The Department also relies on Department of Labor and Industry, Bureau of Workers’ Compensation v. Workmen’s Compensation Appeal Board (Snyder), 699 A.2d 1367 (Pa.Cmwlth.1997), petition for allowance of appeal denied, 550 Pa. 710, 705 A.2d 1311 (1998), where the court in a footnote stated that “[b]ecause Claimant filed his claim petition before the expiration of that date, i.e., the period of time for which specific loss benefits were payable, he was within the statute of limitations, and, his claim against the Fund was timely.” Id. at 1369, n. 4. In Snyder, the specific loss benefits were commuted, but the issue concerned whether the claimant was totally disabled as required before the Fund may make payments. However, the quoted language from the footnote confirms that the petition for benefits from the Fund was timely filed, using the period of time for which benefits for specific loss were payable as the yardstick, despite the commutation of those benefits.
Relying on the language of the Act, which included the phrase “for the period of weeks prescribed.... ” and the reasoning in Yeager and Snyder, we conclude that the Fund’s liability is triggered on the date that the specific loss period would end. We also note that Acme is not contrary to the result we reach today. Here, both the specific loss benefits paid to Decedent via the commutation and the disability benefits Decedent hoped to receive from the Fund arose as a result of the same injury; there would just be different payors. Thus, pursuant to Acme a claimant cannot receive both disability benefits and specific loss benefits concurrently if the disability normally follows from the specific loss. We also believe that the result reached here is the most equitable, putting Decedent in the same position as a claimant who is paid over time for his specific loss. Such a claimant would not begin to receive the total disability benefits from the Fund until his specific loss benefits were paid in full.
Accordingly, for the reasons stated above, we conclude that in a situation where specific loss benefits are commuted, the Fund’s liability begins on the date when the specific loss period ends. Thus, we affirm the Board’s order.

ORDER

NOW, May 22, 2000, the order of the Workers’ Compensation Appeal Board, at No. A97-1637, dated July 29, 1999, is affirmed.
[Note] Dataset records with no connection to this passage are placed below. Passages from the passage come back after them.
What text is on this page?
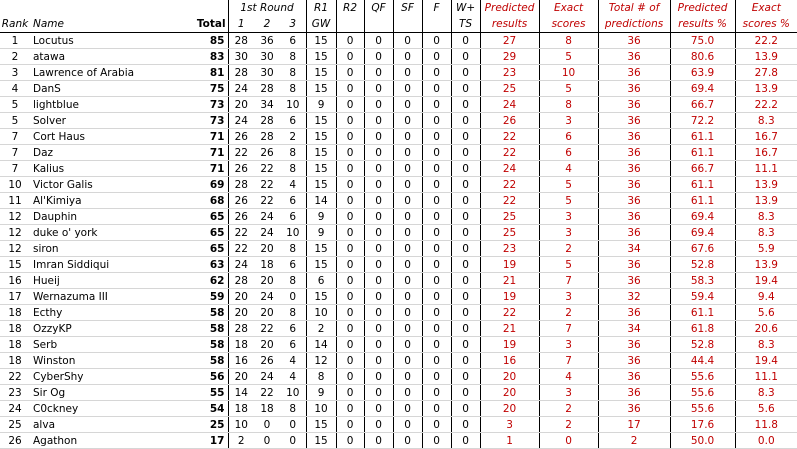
			1st Round			R1	R2	QF	SF	F	W+	Predicted	Exact	Total # of	Predicted	Exact
Rank	Name	Total	1	2	3	GW					TS	results	scores	predictions	results %	scores %
1	Locutus	85	28	36	6	15	0	0	0	0	0	27	8	36	75.0	22.2
2	atawa	83	30	30	8	15	0	0	0	0	0	29	5	36	80.6	13.9
3	Lawrence of Arabia	81	28	30	8	15	0	0	0	0	0	23	10	36	63.9	27.8
4	DanS	75	24	28	8	15	0	0	0	0	0	25	5	36	69.4	13.9
5	lightblue	73	20	34	10	9	0	0	0	0	0	24	8	36	66.7	22.2
5	Solver	73	24	28	6	15	0	0	0	0	0	26	3	36	72.2	8.3
7	Cort Haus	71	26	28	2	15	0	0	0	0	0	22	6	36	61.1	16.7
7	Daz	71	22	26	8	15	0	0	0	0	0	22	6	36	61.1	16.7
7	Kalius	71	26	22	8	15	0	0	0	0	0	24	4	36	66.7	11.1
10	Victor Galis	69	28	22	4	15	0	0	0	0	0	22	5	36	61.1	13.9
11	Al'Kimiya	68	26	22	6	14	0	0	0	0	0	22	5	36	61.1	13.9
12	Dauphin	65	26	24	6	9	0	0	0	0	0	25	3	36	69.4	8.3
12	duke o' york	65	22	24	10	9	0	0	0	0	0	25	3	36	69.4	8.3
12	siron	65	22	20	8	15	0	0	0	0	0	23	2	34	67.6	5.9
15	Imran Siddiqui	63	24	18	6	15	0	0	0	0	0	19	5	36	52.8	13.9
16	Hueij	62	28	20	8	6	0	0	0	0	0	21	7	36	58.3	19.4
17	Wernazuma III	59	20	24	0	15	0	0	0	0	0	19	3	32	59.4	9.4
18	Ecthy	58	20	20	8	10	0	0	0	0	0	22	2	36	61.1	5.6
18	OzzyKP	58	28	22	6	2	0	0	0	0	0	21	7	34	61.8	20.6
18	Serb	58	18	20	6	14	0	0	0	0	0	19	3	36	52.8	8.3
18	Winston	58	16	26	4	12	0	0	0	0	0	16	7	36	44.4	19.4
22	CyberShy	56	20	24	4	8	0	0	0	0	0	20	4	36	55.6	11.1
23	Sir Og	55	14	22	10	9	0	0	0	0	0	20	3	36	55.6	8.3
24	C0ckney	54	18	18	8	10	0	0	0	0	0	20	2	36	55.6	5.6
25	alva	25	10	0	0	15	0	0	0	0	0	3	2	17	17.6	11.8
26	Agathon	17	2	0	0	15	0	0	0	0	0	1	0	2	50.0	0.0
. Act of June 2, 1915, P.L. 736, as amended, added by the Act of May 29, 1945, P.L. 1186, 77 P.S. § 516. The Fund was enacted to encourage the hiring of handicapped veterans and civilians "by notifying employers that if a handicapped employe sustained a subsequent injury resulting in total disability, the burden of paying additional compensation would be on the Commonwealth and not on the employer.” Carpinelli v. Penn Steel Castings Co., 209 Pa.Super. 390, 227 A.2d 912, 913-14 (1967).

. Our scope of review in a workers’ compensation appeal is limited to determining whether an error of law was committed, constitutional rights were violated, or whether necessary findings of fact are supported by substantial evidence. Section 704 of the Administrative Agency Law, 2 Pa.C.S. § 704. Russell v. Workmen’s Compensation Appeal Board (Volkswagen of America), 121 Pa.Cmwlth. 436, 550 A.2d 1364 (1988).